Did you know that the Church of Rome did not officially condemn the use of torture until 1816, and that the men conducting the ritual tortures and killings of the Inquisition were acting in their most holy ecclesiastical roles?

Nor does Harris confine his criticisms to Christianity. The other Abrahamic faiths, Judaism and especially Islam, also come under heavy artillery.  More important, as a neuroscientist, Mr.

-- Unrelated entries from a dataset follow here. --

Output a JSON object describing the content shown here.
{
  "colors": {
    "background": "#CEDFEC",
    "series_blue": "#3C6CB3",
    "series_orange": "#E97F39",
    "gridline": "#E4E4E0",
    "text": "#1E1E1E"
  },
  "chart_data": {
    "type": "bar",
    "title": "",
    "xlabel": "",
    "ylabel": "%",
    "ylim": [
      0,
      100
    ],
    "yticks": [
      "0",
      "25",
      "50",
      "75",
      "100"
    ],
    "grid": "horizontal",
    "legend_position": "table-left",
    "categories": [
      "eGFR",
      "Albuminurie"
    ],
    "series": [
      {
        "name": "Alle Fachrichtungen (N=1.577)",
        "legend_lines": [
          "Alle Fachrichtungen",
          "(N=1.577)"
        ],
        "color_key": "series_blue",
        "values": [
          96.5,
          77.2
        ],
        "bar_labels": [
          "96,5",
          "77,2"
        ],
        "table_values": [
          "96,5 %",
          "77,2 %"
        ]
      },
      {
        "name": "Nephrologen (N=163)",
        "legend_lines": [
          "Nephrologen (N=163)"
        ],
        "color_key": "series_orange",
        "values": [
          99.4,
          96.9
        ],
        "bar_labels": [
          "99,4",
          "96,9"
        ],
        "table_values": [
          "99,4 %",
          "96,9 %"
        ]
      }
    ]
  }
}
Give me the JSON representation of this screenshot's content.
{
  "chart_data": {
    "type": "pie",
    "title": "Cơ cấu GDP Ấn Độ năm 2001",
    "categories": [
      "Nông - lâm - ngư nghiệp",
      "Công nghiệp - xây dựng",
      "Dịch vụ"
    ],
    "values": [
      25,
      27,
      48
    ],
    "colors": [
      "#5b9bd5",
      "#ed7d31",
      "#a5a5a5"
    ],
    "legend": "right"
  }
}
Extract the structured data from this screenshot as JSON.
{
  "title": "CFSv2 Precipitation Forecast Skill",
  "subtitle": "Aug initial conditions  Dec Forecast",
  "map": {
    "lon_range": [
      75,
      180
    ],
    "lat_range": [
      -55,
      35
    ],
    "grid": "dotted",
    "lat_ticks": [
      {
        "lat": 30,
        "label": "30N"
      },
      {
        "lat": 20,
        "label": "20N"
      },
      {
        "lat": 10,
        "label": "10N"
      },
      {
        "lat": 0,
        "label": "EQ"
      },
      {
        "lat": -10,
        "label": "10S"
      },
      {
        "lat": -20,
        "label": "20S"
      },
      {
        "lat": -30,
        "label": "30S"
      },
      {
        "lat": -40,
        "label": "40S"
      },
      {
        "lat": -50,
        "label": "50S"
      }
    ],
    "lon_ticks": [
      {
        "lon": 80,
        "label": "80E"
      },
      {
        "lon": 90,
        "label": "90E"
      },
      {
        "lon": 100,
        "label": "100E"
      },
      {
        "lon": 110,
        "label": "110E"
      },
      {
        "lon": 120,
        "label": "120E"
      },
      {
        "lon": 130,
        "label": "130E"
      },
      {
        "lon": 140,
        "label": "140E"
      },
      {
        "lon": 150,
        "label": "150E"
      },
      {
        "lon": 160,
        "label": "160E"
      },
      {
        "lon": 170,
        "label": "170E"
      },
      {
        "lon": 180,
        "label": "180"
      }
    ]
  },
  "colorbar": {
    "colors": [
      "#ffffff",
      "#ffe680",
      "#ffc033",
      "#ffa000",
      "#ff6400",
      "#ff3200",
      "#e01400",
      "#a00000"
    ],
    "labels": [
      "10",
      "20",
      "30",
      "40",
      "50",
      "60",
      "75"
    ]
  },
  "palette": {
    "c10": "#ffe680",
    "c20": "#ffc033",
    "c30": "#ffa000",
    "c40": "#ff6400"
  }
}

Harris has much to offer in constructive ideas for a healthy human spirituality.

We stand at the threshold of so many brilliant possibilities, from extended, youthful, vigorous lifespans to space colonization.  But, as Harris points out in paragraph after paragraph, none of it will happen if the species does not break the bonds of dogmatic faith; our task as people who care about humanity is to drive the stake of reason and science quickly through the heart of the Insatiable Beast of Superstition.

Faith is a masterpiece of the 21st century, a classic already.